“…cuando apago al locutor como que oigo al fin mi propia voz”.
Jaime López
En los programas televisivos, como en toda buena fantasía capitalista, hay alguien que chilla y baja la cabeza y, claro, otro que da órdenes.
Por Uriel Salmerón
Fotografía: Arturo Contreras
La televisión de mi abuela sintoniza cuarenta o cincuenta canales. Eso no importa mucho. La pantalla siempre parece estar en el mismo a pesar de los números que se presionen en el control remoto. En los programas, como en toda buena fantasía capitalista, hay alguien que chilla y baja la cabeza y, claro, otro que da órdenes. Las situaciones no varían más allá de este conflicto original, no obstante, las locaciones cambian de vez en cuando. A veces las discusiones se dan en casas llenas de cascajo y periódico viejo; por lo general son protagonizadas por señoras obesas y tristes y un loquero no tan condescendiente que busca sacarlas del pecado de la acumulación. En otros casos, la degradación humana se exporta a una playa paradisíaca en el Caribe y se filma en cámara lenta.

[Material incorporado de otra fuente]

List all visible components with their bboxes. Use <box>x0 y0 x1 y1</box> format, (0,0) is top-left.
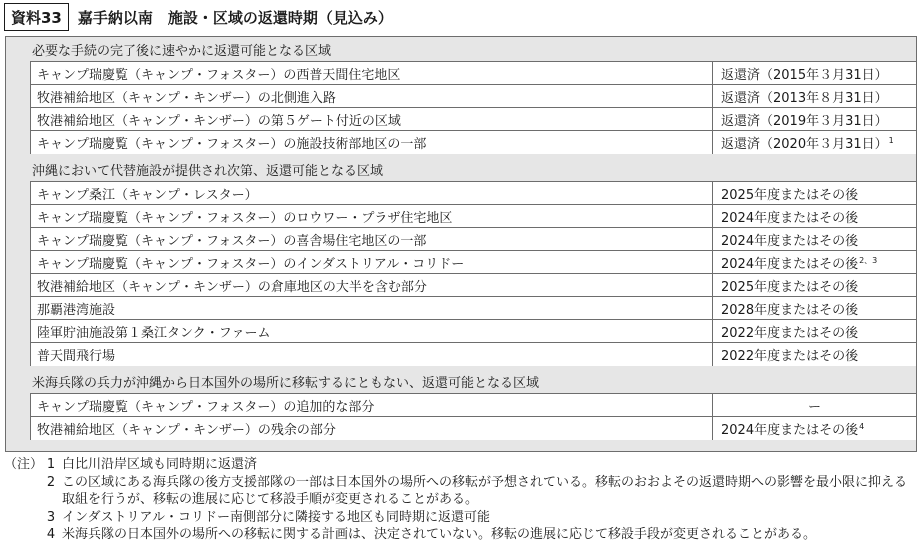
section-heading: 必要な手続の完了後に速やかに返還可能となる区域 <box>32 43 332 59</box>
facility-name: 普天間飛行場 <box>31 343 713 366</box>
facility-name: 牧港補給地区（キャンプ・キンザー）の第５ゲート付近の区域 <box>31 108 713 130</box>
footnote <box>4 509 916 527</box>
return-status: 2022年度またはその後 <box>721 349 859 364</box>
return-status: 2024年度またはその後 $^{2、3}$ <box>721 255 878 272</box>
footnote-number: 4 <box>46 527 56 542</box>
return-status: 返還済（2013年８月31日） <box>721 90 888 106</box>
table-row <box>31 62 916 85</box>
footnote <box>4 526 916 544</box>
return-status: 返還済（2019年３月31日） <box>721 113 888 129</box>
table-row <box>31 343 916 366</box>
footnote <box>4 456 916 474</box>
footnote-ref: 4 <box>859 422 865 431</box>
table-row <box>31 108 916 131</box>
footnote-number: 2 <box>46 474 56 490</box>
table-row <box>31 131 916 154</box>
facility-name: キャンプ瑞慶覧（キャンプ・フォスター）の西普天間住宅地区 <box>31 62 713 84</box>
footnote-number: 3 <box>46 509 56 525</box>
return-status: 2024年度またはその後 <box>721 210 859 226</box>
table-row <box>31 274 916 297</box>
footnote-text: インダストリアル・コリドー南側部分に隣接する地区も同時期に返還可能 <box>62 509 490 525</box>
facility-name: キャンプ瑞慶覧（キャンプ・フォスター）のインダストリアル・コリドー <box>31 251 713 273</box>
facility-name: キャンプ瑞慶覧（キャンプ・フォスター）のロウワー・プラザ住宅地区 <box>31 205 713 227</box>
return-status: ー <box>807 399 821 415</box>
facility-name: 陸軍貯油施設第１桑江タンク・ファーム <box>31 320 713 342</box>
facility-name: キャンプ瑞慶覧（キャンプ・フォスター）の喜舎場住宅地区の一部 <box>31 228 713 250</box>
table-row <box>31 417 916 440</box>
footnote-text: 米海兵隊の日本国外の場所への移転に関する計画は、決定されていない。移転の進展に応じて移設手段が変更されることがある。 <box>62 527 817 542</box>
table-row <box>31 394 916 417</box>
return-status: 返還済（2015年３月31日） <box>721 67 888 83</box>
page-title: 嘉手納以南 施設・区域の返還時期（見込み） <box>77 8 393 27</box>
table-row <box>31 320 916 343</box>
facility-name: キャンプ瑞慶覧（キャンプ・フォスター）の施設技術部地区の一部 <box>31 131 713 154</box>
header <box>0 0 393 34</box>
facility-name: 牧港補給地区（キャンプ・キンザー）の残余の部分 <box>31 417 713 440</box>
return-status: 返還済（2020年３月31日） $^1$ <box>721 136 894 152</box>
section-heading: 沖縄において代替施設が提供され次第、返還可能となる区域 <box>32 163 384 179</box>
footnote-ref: 1 <box>888 136 894 145</box>
footnote-text: この区域にある海兵隊の後方支援部隊の一部は日本国外の場所への移転が予想されている。移転のおおよその返還時期への影響を最小限に抑える取組を行うが、移転の進展に応じて移設手順が変更されることがある。 <box>62 474 908 507</box>
return-status: 2025年度またはその後 <box>721 187 859 203</box>
return-status: 2024年度またはその後 $^4$ <box>721 422 865 438</box>
table-row <box>31 205 916 228</box>
table-row <box>31 297 916 320</box>
table-row <box>31 251 916 274</box>
table-row <box>31 85 916 108</box>
return-schedule-table <box>5 36 917 452</box>
return-status: 2028年度またはその後 <box>721 302 859 318</box>
footnote-number: 1 <box>46 457 56 472</box>
footnote <box>4 474 916 509</box>
document-number-badge: 資料33 <box>4 3 69 31</box>
footnotes <box>4 456 916 544</box>
table-row <box>31 228 916 251</box>
footnote-ref: 2、3 <box>859 255 878 265</box>
facility-name: キャンプ桑江（キャンプ・レスター） <box>31 182 713 204</box>
notes-label: （注） <box>4 457 44 472</box>
footnote-text: 白比川沿岸区域も同時期に返還済 <box>62 457 258 472</box>
return-status: 2025年度またはその後 <box>721 279 859 295</box>
facility-name: 那覇港湾施設 <box>31 297 713 319</box>
facility-name: 牧港補給地区（キャンプ・キンザー）の北側進入路 <box>31 85 713 107</box>
section-rows <box>30 181 916 366</box>
return-status: 2024年度またはその後 <box>721 233 859 249</box>
facility-name: 牧港補給地区（キャンプ・キンザー）の倉庫地区の大半を含む部分 <box>31 274 713 296</box>
section-heading: 米海兵隊の兵力が沖縄から日本国外の場所に移転するにともない、返還可能となる区域 <box>32 375 540 391</box>
section-rows <box>30 61 916 154</box>
table-row <box>31 182 916 205</box>
section-rows <box>30 393 916 440</box>
facility-name: キャンプ瑞慶覧（キャンプ・フォスター）の追加的な部分 <box>31 394 713 416</box>
return-status: 2022年度またはその後 <box>721 325 859 341</box>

A mi abuelita le emociona muchísimo un concurso de cocina en el que ocasionalmente los niños participantes se queman sus manitas con un súbito brote de aceite o se hacen leves rasgaduras con un cuchillo filetero. No es que mi abuela sea una Ted Bundy en potencia (a sus ochenta y nueve, y en silla de ruedas, no está calificada para la vacante de asesina serial). Tampoco es que disfrute el dolor ajeno. Corrijo: un poco sí, lo normal, aunque realmente no disfruta la desgracia del prójimo más que los otros espectadores. Más bien encuentra algo de tranquilidad y confort en esa narrativa punitiva y algo católica que premia el sufrimiento de los que logran permanecer cuando las cosas arden más.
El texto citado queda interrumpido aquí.